Neuroendocrine tumors (NETs) derive from neuroendocrine cells that in turn are descendants of the embryonic neural crest or the endodermal layer [1,2]. Inter alia, LeDouarin and coworkers have established in their classical experiments based on the replacement of embryonic chick neural crest by embryonic quail neural crest that ganglion cells of the submucous and enteric plexus of the gastrointestinal tract as well as paraganglia and thyroid C cells are of neural crest origin, whereas cells of the diffuse gastrointestinal endocrine system are most likely derived from local endoderm [1,3]. Although NETs share some common features such as the expression of certain neuroendocrine markers, they exhibit a considerable heterogeneity with respect to the site of origin, functional status, and grade of aggressiveness [4]. In a WHO reclassification from 2010, NETs have been classified according to histopathological features and proliferation characteristics, i.e., into well differentiating neuroendocrine tumors (WNETs) and poorly differentiating neuroendocrine carcinomas (PNECs), whereby the latter ones were further subdivided into small and large cell histological subgroups [5]. Additional classification systems, for example the staging of gastroenteropancreatic NETs according to their proliferation pattern have been introduced [5]. NETs have also been classified according to their site of origin and functional state [5]. Presently, an overall accepted system of nomenclature, grading, and staging of NETs is still missing, partially due to accumulating evidence that WNETs and PNECs represent distinct families of neoplasms [4]. Moreover, assuming that poorly differentiated histology and high tumor grade are equivalent has been questioned in several studies [6].
Dependent on the tumor type and stage different treatment strategies are available for NETs, comprising surgery, chemotherapy (as the application of the multi-tyrosine kinase inhibitor sunitinib and the mTOR inhibitor everolimus in metastatic pancreatic NETs) or peptide receptor radionucleotide therapy (PRRT) (as the usage of radiolabeled somatostatin analogs in well differentiated NETs) [7]. Recently, a benefit of somatostatin analog PRRT in small cell lung carcinoma (SCLC) therapy has also been reported [8].
To our knowledge, the impact of drugs interfering with glucose uptake and NAD metabolism has not been extensively studied in NETs except a study performed by Elf and colleagues (2017).
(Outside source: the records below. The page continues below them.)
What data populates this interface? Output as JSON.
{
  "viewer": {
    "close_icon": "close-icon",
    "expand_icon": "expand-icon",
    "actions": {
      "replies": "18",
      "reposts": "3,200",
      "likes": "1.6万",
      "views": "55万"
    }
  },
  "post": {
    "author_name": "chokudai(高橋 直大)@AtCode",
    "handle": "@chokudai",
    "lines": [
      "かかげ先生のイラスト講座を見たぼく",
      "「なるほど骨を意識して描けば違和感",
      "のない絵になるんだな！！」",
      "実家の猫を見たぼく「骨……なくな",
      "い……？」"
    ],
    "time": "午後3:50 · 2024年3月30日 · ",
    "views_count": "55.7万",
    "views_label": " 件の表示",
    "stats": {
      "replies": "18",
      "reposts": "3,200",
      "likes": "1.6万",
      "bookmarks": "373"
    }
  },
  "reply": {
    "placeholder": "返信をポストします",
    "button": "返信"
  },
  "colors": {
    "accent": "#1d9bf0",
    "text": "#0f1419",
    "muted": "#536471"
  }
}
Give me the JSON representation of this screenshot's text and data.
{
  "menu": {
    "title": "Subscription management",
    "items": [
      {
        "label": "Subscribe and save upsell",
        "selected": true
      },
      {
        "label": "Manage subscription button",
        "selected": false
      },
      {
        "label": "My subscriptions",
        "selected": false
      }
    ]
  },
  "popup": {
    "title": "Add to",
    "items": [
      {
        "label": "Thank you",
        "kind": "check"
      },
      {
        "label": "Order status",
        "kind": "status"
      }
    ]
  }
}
These authors demonstrated that NAMPT inhibitor GMX1778 enhances the efficacy of 177Lu-DOTATATE treatment in nude mice that had been xenografted with the human neuroendocrine cell line GOT1 [9]. A main reason why glucose uptake inhibitors were out of scope so far is probably due to the fact that in slow-dividing non-aggressive NETs in general no enhanced glucose uptake takes place [10]. However, a subset of aggressive NETs is, inter alia, characterized by an increased glucose uptake. When 18F-FDG uptake was studied in patients with early stage pulmonary NETs, high 18F-FDG uptake correlated with high-grade malignancies and GLUT-1 expression as well as a poor outcome after curative surgery [11]. Additionally, a previous report focusing on small cell lung cancer (SCLC) patients demonstrated that increased 18F-FDG uptake as measured by positron emission tomography (PET) is associated with poor prognosis in limited and extensive stage disease [12].
It has been suggested that a combination of somatostatin-receptor (SSTR)-specific [13,14] and 18F-FDG [15] PET/computer tomography (CT) imaging may lead to better risk estimation of NET patients thus allowing the generation of alternative treatment options such as a combination of PRRT and radio-sensitizing (chemo-) therapies [16]. Compounds interfering with glucose uptake and NAD metabolism are likely candidates for such combinatorial treatments. We have recently demonstrated [17] that tumor cells representing major human tumor entities are sensitive to such compounds in terms of glucose uptake as well as cell proliferation and survival. Here we have extended these types of studies to NET cells, i.e., pancreatic Bon-1 and QPG-1 NET cell lines [18] and GLC-2 and GLC-36 SCLC cell lines [19]. We show that cells treated with metabolism interfering drugs that provoke a chemical inhibition of facilitative glucose transporters (GLUT) and nicotinamide phosphoribosyltransferase (NAMPT) lead to decreased cell proliferation and increased cell death.

2. Materials and Methods

2.1. Materials

Fasentin, WZB117, and STF-31 were from Merck Millipore. GMX1778 was obtained from Selleck Chemicals and nicotinic acid (NA) from Sigma. [18F]-fluoro-deoxyglucose ([18F]-FDG; in 0.9% sodium chloride) was kindly supplied by Advanced Accelerator Applications (Bonn, Germany).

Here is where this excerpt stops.